Ежемесячный журнал путешествий по Уралу, приключений, истории, краеведения и научной фантастики. Издается с 1935 года.

— Это очень дорогой и известный специалистам камень,— подытожил свои мысли эксперт — старый ювелир, большой знаток раритетов, когда закончил скрупулезный осмотр бриллианта сквозь сильную лупу.— У него изящная каплевидная форма, весит он около 65 каратов и внесен в каталог, как представляющий высокую ценность. Это, конечно, не «Орлов» и не «Великий Могол», однако… — ювелир снова умолк, дотошно вглядываясь в мельчайшие фасетки огранки.
— Матвей Яковлевич, а что еще вы можете сказать об этом красавце? — прервал его задумчивость следователь по особым делам Миронов.— Это очень важно для выяснения обстоятельств дела и… лично для меня.
— Для вас? — искренне удивился ювелир.
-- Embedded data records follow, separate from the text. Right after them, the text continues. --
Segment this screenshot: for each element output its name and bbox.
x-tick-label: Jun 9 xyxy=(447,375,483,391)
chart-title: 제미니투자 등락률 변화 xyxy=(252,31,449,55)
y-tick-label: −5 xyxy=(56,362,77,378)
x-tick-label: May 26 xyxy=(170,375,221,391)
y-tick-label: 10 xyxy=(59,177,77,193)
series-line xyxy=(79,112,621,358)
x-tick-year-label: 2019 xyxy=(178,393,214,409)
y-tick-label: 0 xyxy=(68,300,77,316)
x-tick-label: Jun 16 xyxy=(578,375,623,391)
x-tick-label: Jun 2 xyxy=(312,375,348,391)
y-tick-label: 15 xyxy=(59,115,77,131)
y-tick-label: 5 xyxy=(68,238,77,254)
Беспрекословно принимая его заключения, следователи никогда не проявляли личного интереса и к более блистательным «вещественным доказательствам». Все годы их знакомства Миронов тоже не был исключением. Педантичный, суховатый, немногословный, он расследовал наиболее сложные уголовные дела об особо крупных хищениях и взятках. За тридцать лет службы в правоохранительных органах вернул государству ценностей на миллионы рублей, но даже самые изящные и дорогие предметы интересовали Миронова прежде всего своей нарицательной стоимостью. Свои старинные именные часы «Полет», с благодарственной гравировкой на нижней крышке, он ценил куда больше. А тут, смотрите…
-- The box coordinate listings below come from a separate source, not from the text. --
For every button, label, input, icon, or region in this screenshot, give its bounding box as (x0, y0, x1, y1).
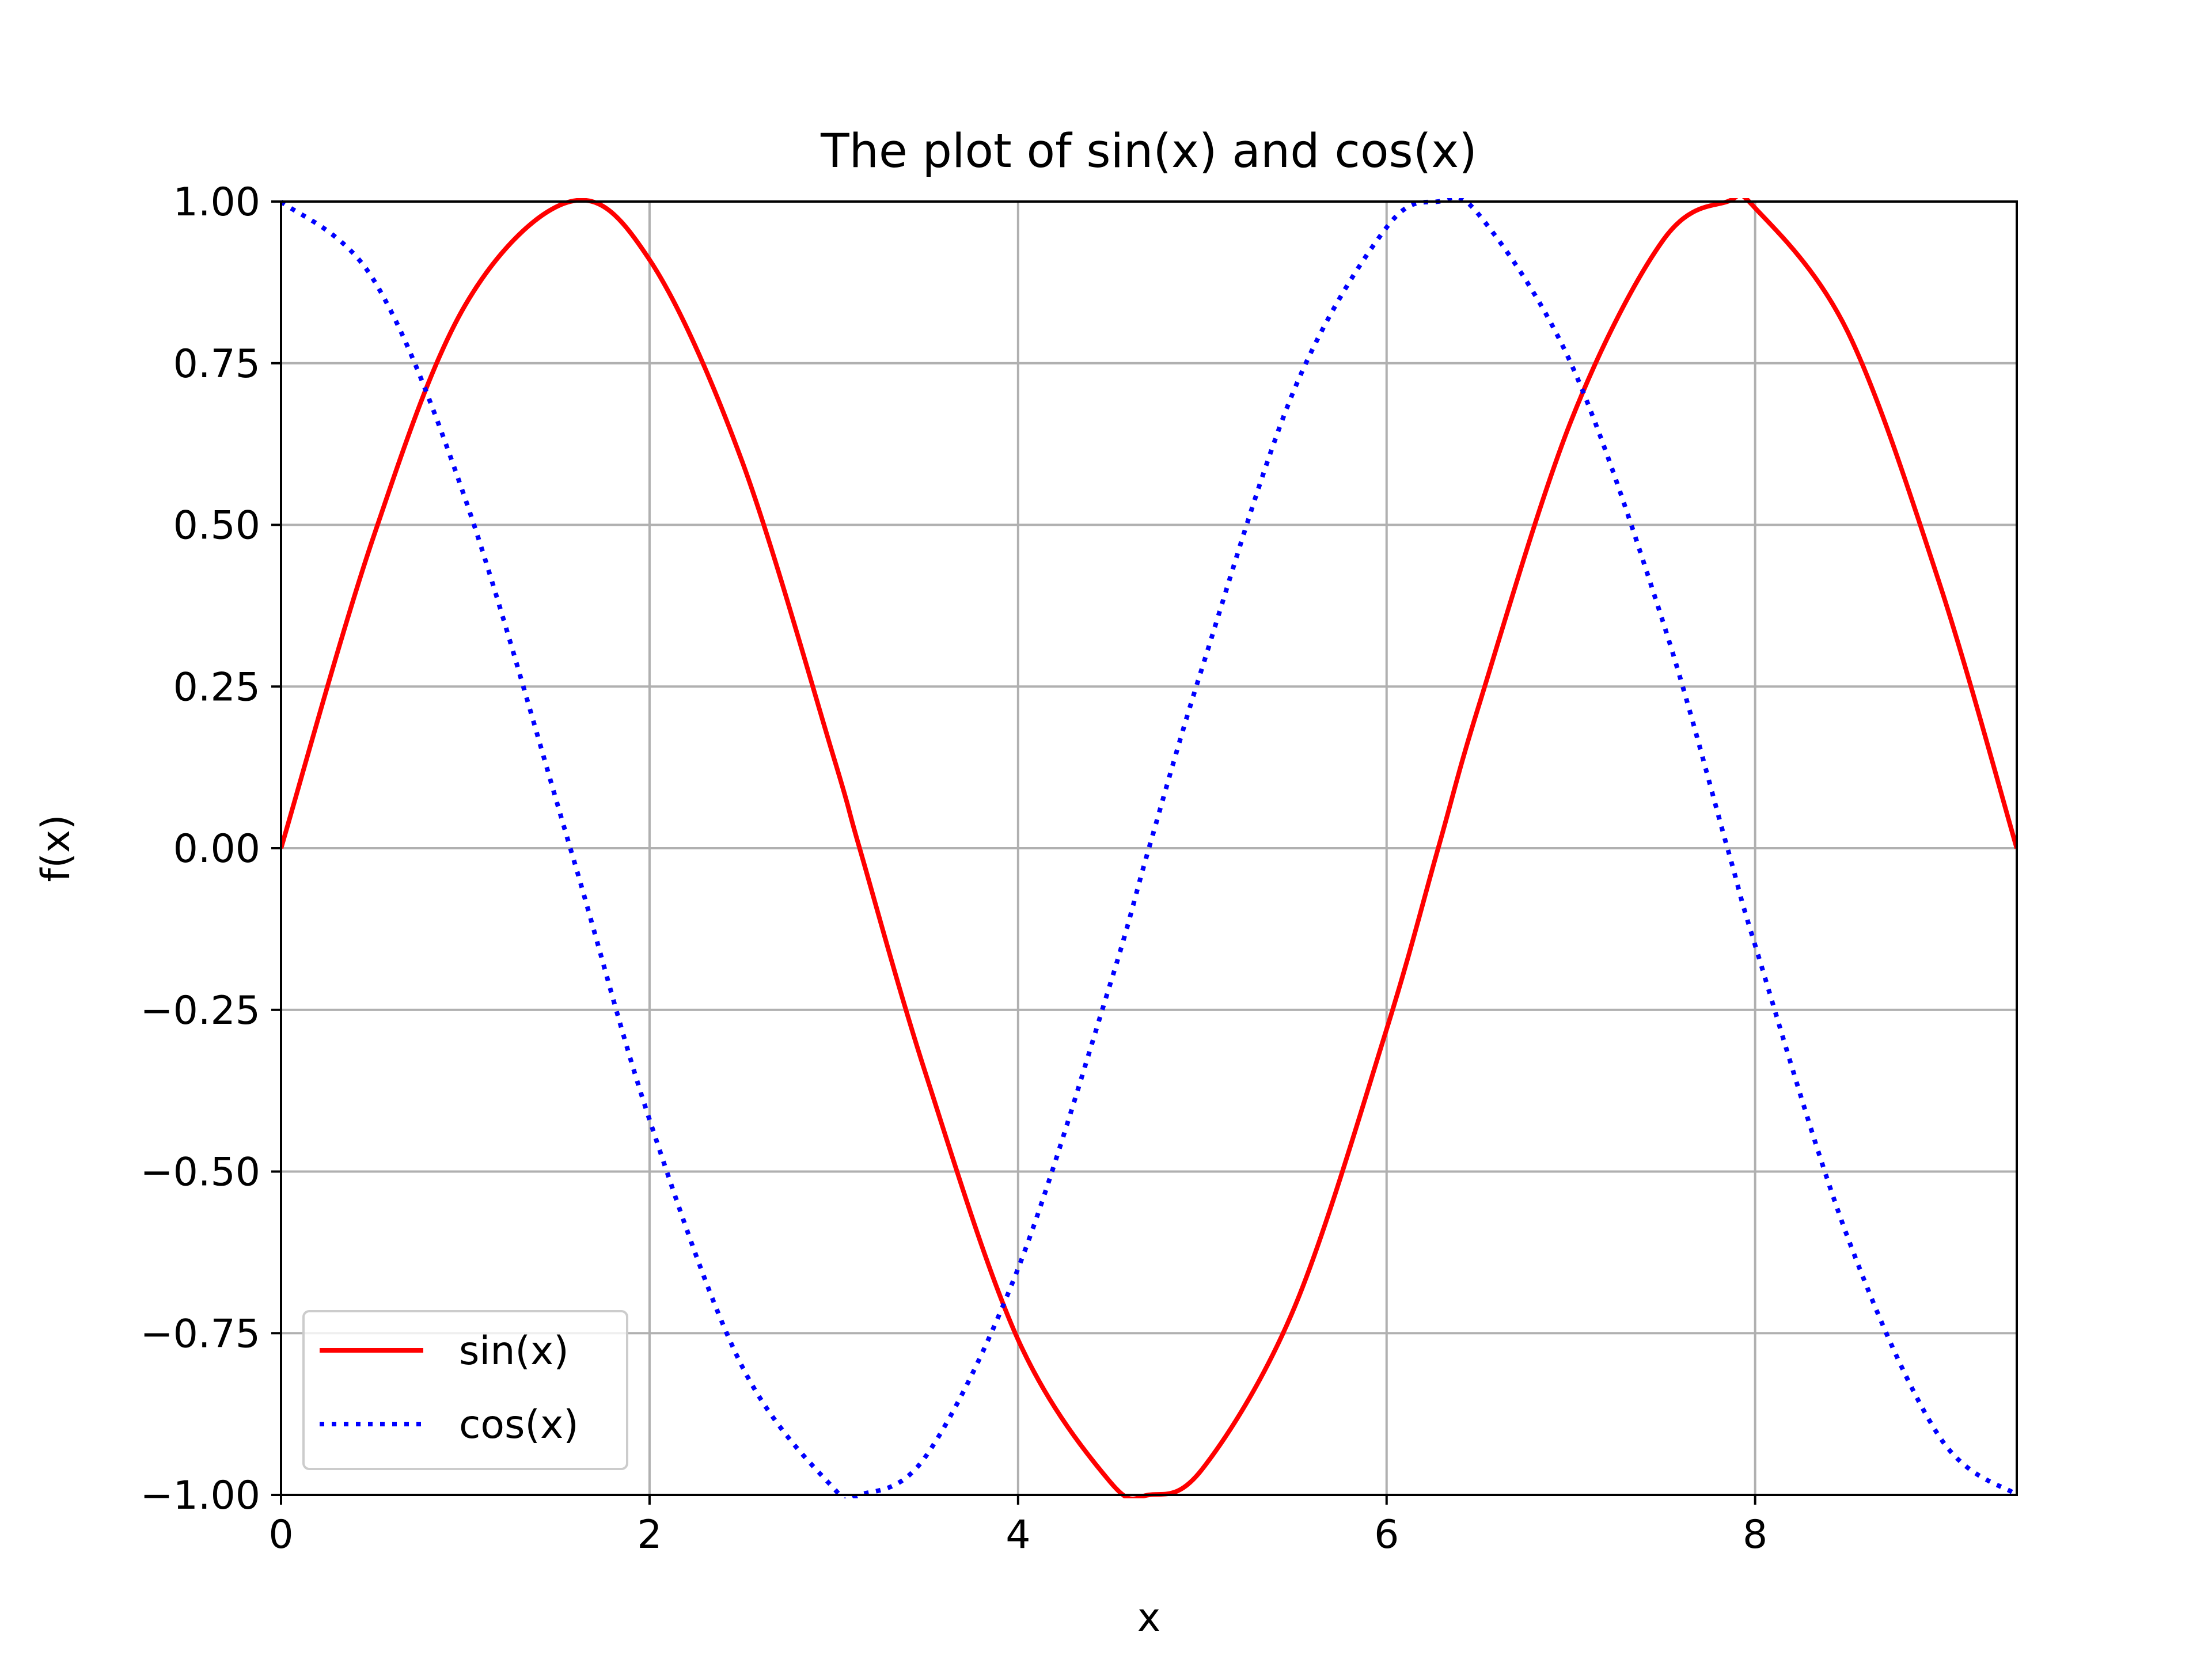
y-tick-label: 1.00 (173, 180, 260, 225)
legend-label: sin(x) (459, 1328, 569, 1374)
ticks: 0 2 4 6 8 −1.00 −0.75 −0.50 −0.25 0.00 0.25 0.50 0.7… (141, 180, 1768, 1558)
y-tick-label: −0.75 (141, 1311, 260, 1357)
y-tick-label: 0.50 (173, 503, 260, 549)
series-line-cos-x (281, 198, 2017, 1498)
x-tick-label: 2 (637, 1512, 662, 1558)
y-tick-label: 0.25 (173, 665, 260, 710)
x-tick-label: 6 (1374, 1512, 1399, 1558)
y-tick-label: 0.00 (173, 826, 260, 872)
x-tick-label: 8 (1743, 1512, 1767, 1558)
legend: sin(x) cos(x) (302, 1310, 628, 1470)
x-axis-label: x (1137, 1595, 1160, 1641)
y-tick-label: −1.00 (141, 1473, 260, 1518)
y-tick-label: −0.50 (141, 1150, 260, 1195)
y-tick-label: −0.25 (141, 988, 260, 1034)
legend-label: cos(x) (459, 1402, 579, 1448)
chart-title: The plot of sin(x) and cos(x) (820, 124, 1477, 179)
x-tick-label: 4 (1006, 1512, 1030, 1558)
x-tick-label: 0 (268, 1512, 293, 1558)
y-axis-label: f(x) (33, 814, 79, 882)
y-tick-label: 0.75 (173, 341, 260, 387)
Подумав и для верности заглянув в справочник, эксперт продолжил:
— Увы, об этом камне мне известно не так уж много. Нашли его в конце прошлого века в Южной Африке на руднике Ягерсфонтейн, славящемся исключительно высокой чистотой алмазов. Вместе с партией драгоценных камней он попал в Амстердам, где подвергся искусной огранке. Затем в Париже знаменитый ювелир оправил бриллиант в платину, превратив его тем самым в законченное произведение прикладного искусства. Там, на аукционе драгоценностей, его приобрел миллионер-англичанин. Сэр Самюэль Смит вел крупные торговые операции в Средней Азии. Его заветным желанием было получить монопольное право на вывоз кызылкумской благородной бирюзы и ювелирного лазурита, потому бриллиант он преподнес самому эмиру Бухары. Эмир очень дорожил бриллиантом украшавшим его парадный тюрбан, считал его своим талисманом. Известен случай: камень вознамерился украсть один из евнухов. Неудачливого вора телохранители эмира поджарили на медленном огне, а потом сбросили с Башни Смерти. Вот и все, что достоверно известно об этом бриллианте. В период басмачества он бесследно исчез.
— Коль скоро камень внесен в каталог, у него есть имя?
— Конечно! Это — «Визирь»!
Миронов вздохнул с явным облегчением и откинулся на спинку стула.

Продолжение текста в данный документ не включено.